Nous décidâmes, ma sœur et moi, pour une fois d’un commun accord de l’appeler Véra, prénom d’une vieille tante acariâtre qui ne disait jamais bonjour à qui que ce soit, comble de l’impolitesse. La petite chatte était ainsi, d’une indépendance à toute épreuve et royalement dédaigneuse des humains, méprisante comme c’est pas permis. Dans un premier temps, ma mère s’opposa fermement au choix de ce surnom (on ne sait jamais, des fois que la tante vienne dîner un soir !), mais que pouvait-elle faire face à deux chipies. Véra resta donc Véra.
Quelques années plus tard, ma sœur avait grandi, chiens et chats ne l’intéressaient plus depuis belle lurette, elle préférait aller en boîte, ou mieux, dans ces satanés raves gavés de substances illicites. Elle avait sans doute ainsi l’impression de vivre SA vraie vie en copiant ses contemporains écervelés ; et moi, pauvre conne qui n’ait jamais été friande de ce genre de brouhaha, c’est moi qui me retrouvais de corvée d’animaux à la maison, les chats, les chiens, les cochons d’Inde et même les poissons, ce qui était finalement normal, j’étais la seule à les aimer. Je m’étais prise d’affection pour cette chatte en particulier, sans doute en partie parce qu’elle n’avait guère besoin de moi, j’étais un peu jalouse de son indépendance. Je passais des journées entières à l’observer lorsque j’étais chez mes parents. D’une part, il n’y avait pas grand-chose d’autre à faire dans ce trou à rat (la plaine beauceronne à perte de vue, vous parlez d’un tableau !), d’autre part le comportement de la petite bête m’émerveillait. Je traquais ses allées et venues dans les granges de la ferme. Elle bondissait dans tous les sens, elle était comme folle, j’admirais cette joyeuse insouciance.
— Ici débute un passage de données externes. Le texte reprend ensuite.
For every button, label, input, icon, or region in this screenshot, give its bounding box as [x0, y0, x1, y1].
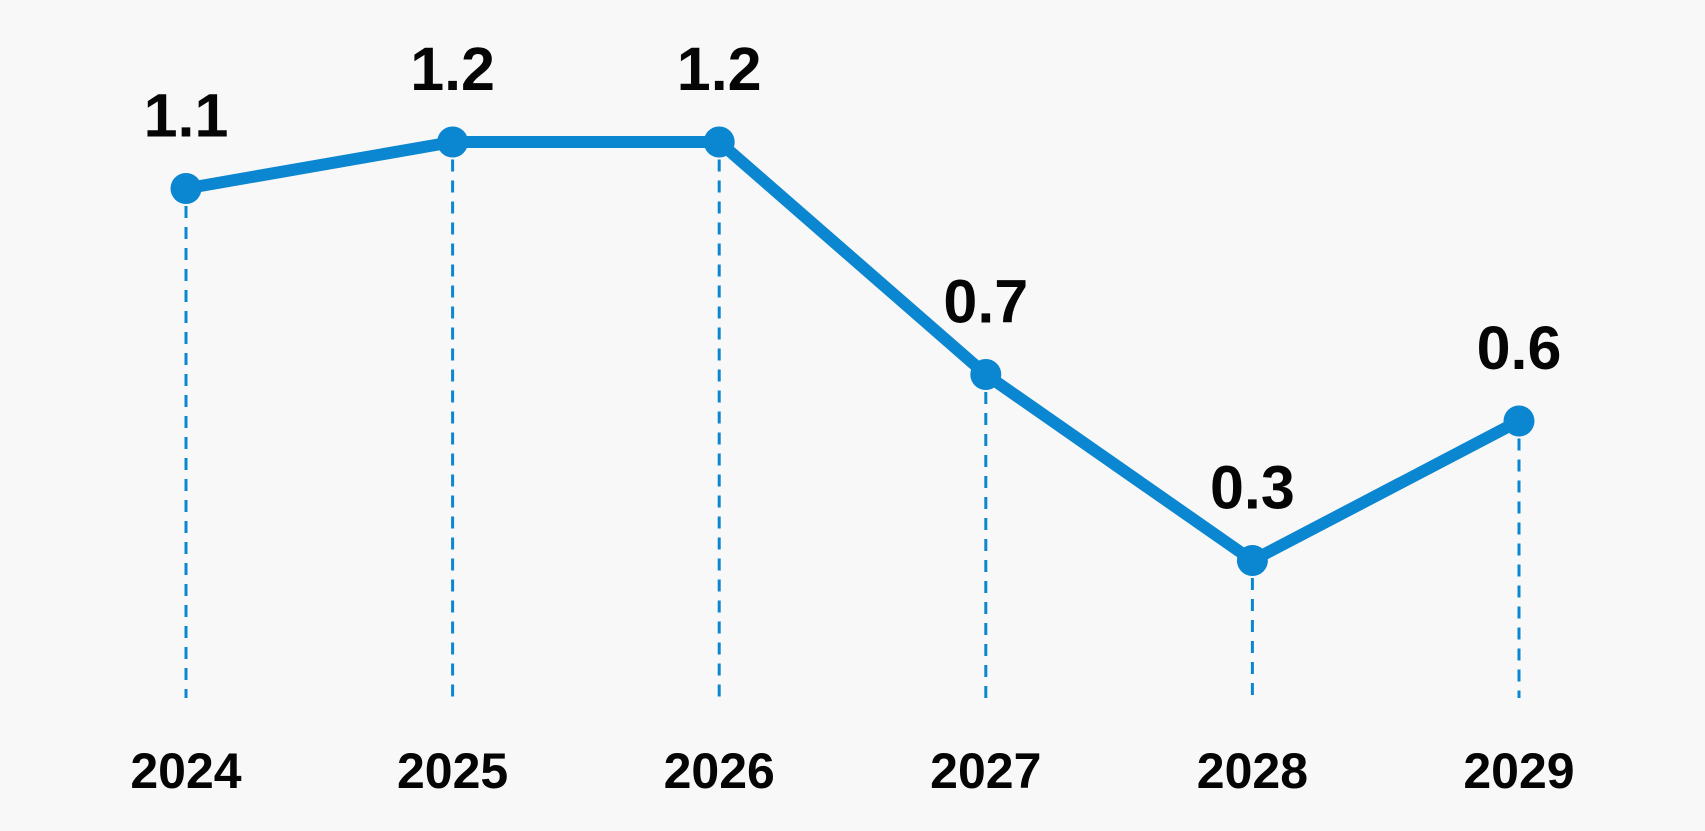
- value-label-2024: 1.1: [144, 82, 229, 150]
- value-label-2029: 0.6: [1477, 314, 1562, 382]
- data-point-2028: [1236, 545, 1268, 576]
- value-label-2027: 0.7: [943, 268, 1028, 336]
- data-point-2025: [437, 126, 469, 158]
- data-point-2027: [970, 359, 1002, 390]
- data-point-2024: [170, 173, 202, 204]
- x-axis-label-2029: 2029: [1463, 743, 1574, 799]
- series-line: [180, 136, 1525, 567]
- value-label-2028: 0.3: [1210, 454, 1295, 522]
- data-point-2026: [703, 126, 735, 158]
- x-axis-label-2028: 2028: [1197, 743, 1308, 799]
- data-point-2029: [1503, 405, 1535, 437]
- x-axis-label-2027: 2027: [930, 743, 1041, 799]
- value-label-2026: 1.2: [677, 35, 762, 103]
- x-axis-label-2026: 2026: [664, 743, 775, 799]
- x-axis-label-2025: 2025: [397, 743, 508, 799]
- value-label-2025: 1.2: [410, 35, 495, 103]
- x-axis-label-2024: 2024: [130, 743, 241, 799]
Plusieurs fois, j’ai surpris mon père l’envoyer valdinguer d’un grand coup de pompe minable et affligeant, ça me foutait inévitablement dans des colères noires, je n’ai jamais pu de toute façon supporter ce vieux con ! Aussi quand j’ai déménagé pour de vrai, lorsque je suis montée à Paris pour poursuivre mes études, je l’ai emmenée avec moi.
Dans les premiers temps, j’ai eu peur il est vrai qu’elle ne fasse pas long feu en changeant ainsi radicalement d’environnement. Elle aurait pu s’échapper, se perdre ou même se faire tuer, mais elle s’est au contraire remarquablement bien adaptée à la vie citadine. J’habitais alors un vieil immeuble, au dernier étage, donnant juste sur les toits, et elle partait souvent en expédition, parfois toute la journée. Lorsque je m’absentais, je laissais le Velux entrouvert, laissant à la copropriété le soin de payer la note de chauffage, je n’ai jamais eu aucun scrupule à ce sujet…
Pour la seconde fois depuis qu’elle était avec moi, elle avait eu une portée, nous nous étions toujours vivement opposées avec ma sœur à ce que nos animaux de compagnie soient castrés. Elle devait sûrement frayer avec n’importe quel chat de gouttière, car cette petite chatte racée donnait vraiment naissance à la pire racaille rôdant sur les toits. La première fois elle eut deux chatons que j’avais généreusement distribués à mes copines de fac, et cette fois-ci, trois. Le petit noir était tellement mignon que j’avais pris la décision de le garder, les deux autres avaient bien heureusement trouvé eux aussi acquéreurs.
Depuis sa naissance, je passais plus de temps à jouer avec le petit chat qu’à réviser mes cours par ailleurs peu captivants. De toute façon, je n’ai jamais été très douée pour les études, et surtout, j’avais toujours la tête ailleurs, perdue le plus souvent dans mes rêves… À quoi sert de vivre une vie basée exclusivement sur un plan de carrière ?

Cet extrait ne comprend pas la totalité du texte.